# Lets see some TIs



## dinanti (Jan 15, 2003)

Since TIs don't fit any other category very well, lets see some TIs.

Here is my 98 Dinan S1 TI Sport with Seattle in the background.


----------



## Greenbeemer (Apr 7, 2003)

Here is my compact... but it's not a ti ... but a 316i ... with lots a off ACS Stuff...


----------



## tgravo2 (Dec 7, 2002)

dinanti - that pic reminds me of this one, I think this guy is from seattle


----------



## Patrick (Dec 23, 2001)

Cool Seattle pics! And BMWs too.

Makes me kinda homesick ...


----------



## triggrhaapi (Mar 7, 2003)

nice SSR GT! rims on ur TI


----------



## dinanti (Jan 15, 2003)

There has to be more than two compacts on this board.

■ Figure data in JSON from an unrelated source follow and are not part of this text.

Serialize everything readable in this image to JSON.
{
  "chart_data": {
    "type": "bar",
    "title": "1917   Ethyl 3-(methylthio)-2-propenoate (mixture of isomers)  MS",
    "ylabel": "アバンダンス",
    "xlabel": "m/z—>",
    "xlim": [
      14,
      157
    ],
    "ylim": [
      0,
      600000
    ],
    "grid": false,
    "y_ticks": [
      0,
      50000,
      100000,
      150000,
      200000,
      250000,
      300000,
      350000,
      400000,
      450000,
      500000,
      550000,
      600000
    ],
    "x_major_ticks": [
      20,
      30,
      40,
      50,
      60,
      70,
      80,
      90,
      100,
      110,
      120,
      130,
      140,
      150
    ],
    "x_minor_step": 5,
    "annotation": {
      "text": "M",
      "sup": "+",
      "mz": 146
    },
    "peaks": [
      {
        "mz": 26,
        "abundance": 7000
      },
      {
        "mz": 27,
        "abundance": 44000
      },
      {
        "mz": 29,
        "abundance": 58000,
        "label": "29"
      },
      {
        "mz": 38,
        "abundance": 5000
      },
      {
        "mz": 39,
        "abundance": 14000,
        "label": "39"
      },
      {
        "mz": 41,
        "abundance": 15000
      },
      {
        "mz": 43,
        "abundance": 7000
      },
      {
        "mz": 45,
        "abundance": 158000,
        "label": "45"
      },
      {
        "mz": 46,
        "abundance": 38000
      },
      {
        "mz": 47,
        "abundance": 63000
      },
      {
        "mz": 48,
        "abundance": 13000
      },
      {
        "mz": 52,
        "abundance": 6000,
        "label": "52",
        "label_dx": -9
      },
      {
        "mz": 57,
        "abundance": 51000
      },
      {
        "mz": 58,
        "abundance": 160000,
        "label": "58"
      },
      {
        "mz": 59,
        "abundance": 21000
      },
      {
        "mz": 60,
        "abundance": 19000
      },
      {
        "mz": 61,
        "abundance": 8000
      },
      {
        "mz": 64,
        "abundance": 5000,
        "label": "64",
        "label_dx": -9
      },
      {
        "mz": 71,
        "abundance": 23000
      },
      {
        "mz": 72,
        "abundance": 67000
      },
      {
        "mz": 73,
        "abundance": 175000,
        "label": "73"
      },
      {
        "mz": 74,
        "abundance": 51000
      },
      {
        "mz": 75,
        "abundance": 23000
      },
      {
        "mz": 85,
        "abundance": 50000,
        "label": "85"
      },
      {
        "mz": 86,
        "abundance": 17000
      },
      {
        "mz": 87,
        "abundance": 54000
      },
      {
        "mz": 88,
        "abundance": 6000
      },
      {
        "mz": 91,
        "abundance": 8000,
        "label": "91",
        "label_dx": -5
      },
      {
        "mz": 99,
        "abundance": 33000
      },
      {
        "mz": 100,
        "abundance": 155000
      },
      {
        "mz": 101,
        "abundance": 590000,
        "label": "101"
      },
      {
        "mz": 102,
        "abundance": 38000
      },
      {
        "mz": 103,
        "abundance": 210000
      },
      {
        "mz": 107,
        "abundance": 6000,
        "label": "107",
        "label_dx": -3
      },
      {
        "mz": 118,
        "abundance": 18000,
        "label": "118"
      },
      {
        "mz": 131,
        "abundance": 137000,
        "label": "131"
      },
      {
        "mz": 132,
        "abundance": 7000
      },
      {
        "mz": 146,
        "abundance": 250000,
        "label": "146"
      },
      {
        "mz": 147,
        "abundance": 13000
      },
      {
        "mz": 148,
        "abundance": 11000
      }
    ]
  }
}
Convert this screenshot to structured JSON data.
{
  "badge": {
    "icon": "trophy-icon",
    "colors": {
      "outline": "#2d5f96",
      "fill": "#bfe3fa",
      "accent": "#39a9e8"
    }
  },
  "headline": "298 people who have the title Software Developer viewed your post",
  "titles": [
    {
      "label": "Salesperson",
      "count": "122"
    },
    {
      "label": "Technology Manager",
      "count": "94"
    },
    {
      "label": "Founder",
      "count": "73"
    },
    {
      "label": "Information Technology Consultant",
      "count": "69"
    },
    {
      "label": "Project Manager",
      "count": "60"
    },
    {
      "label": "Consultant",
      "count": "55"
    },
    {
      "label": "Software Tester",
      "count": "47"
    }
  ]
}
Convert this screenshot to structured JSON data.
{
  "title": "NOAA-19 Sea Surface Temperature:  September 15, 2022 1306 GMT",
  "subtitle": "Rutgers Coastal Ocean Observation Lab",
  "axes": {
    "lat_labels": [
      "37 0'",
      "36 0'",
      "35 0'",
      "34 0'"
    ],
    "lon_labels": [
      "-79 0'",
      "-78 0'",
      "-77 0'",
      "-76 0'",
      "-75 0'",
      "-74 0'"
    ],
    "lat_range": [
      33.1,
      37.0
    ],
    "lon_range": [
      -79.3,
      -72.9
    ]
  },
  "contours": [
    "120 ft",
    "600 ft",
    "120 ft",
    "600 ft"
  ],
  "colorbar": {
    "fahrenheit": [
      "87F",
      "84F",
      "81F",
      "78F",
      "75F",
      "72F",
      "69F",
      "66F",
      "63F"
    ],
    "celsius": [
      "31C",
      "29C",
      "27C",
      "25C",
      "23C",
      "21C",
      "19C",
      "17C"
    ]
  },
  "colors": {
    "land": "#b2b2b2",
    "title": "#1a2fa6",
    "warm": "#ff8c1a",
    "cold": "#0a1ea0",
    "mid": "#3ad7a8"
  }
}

Come on guys, let's see some pictures.


----------



## The Roadstergal (Sep 7, 2002)

dinanti said:


> *There has to be more than two compacts on this board. Come on guys, let's see some pictures. *


I'm trying to get one...

Only one non-auto ti in Seattle for sale, and I don't want it. I'm looking in Oregon now.


----------



## FuMa318ti (May 12, 2003)

here is my little bimmer

front


----------



## FuMa318ti (May 12, 2003)

and back


----------



## Christophe (Aug 10, 2002)

Hi Fuma,
Which "Achterruit spoiler " do you have? Do you have the factory third brake light?

greetz from belgium


----------



## FuMa318ti (May 12, 2003)

It's a roofspoiler from Rieger, and no I don't have the factory third brakelight. If you come to the meeting in Sterrebeek this weekend, you have the chance to visit me and my car (if the weather's fine)


----------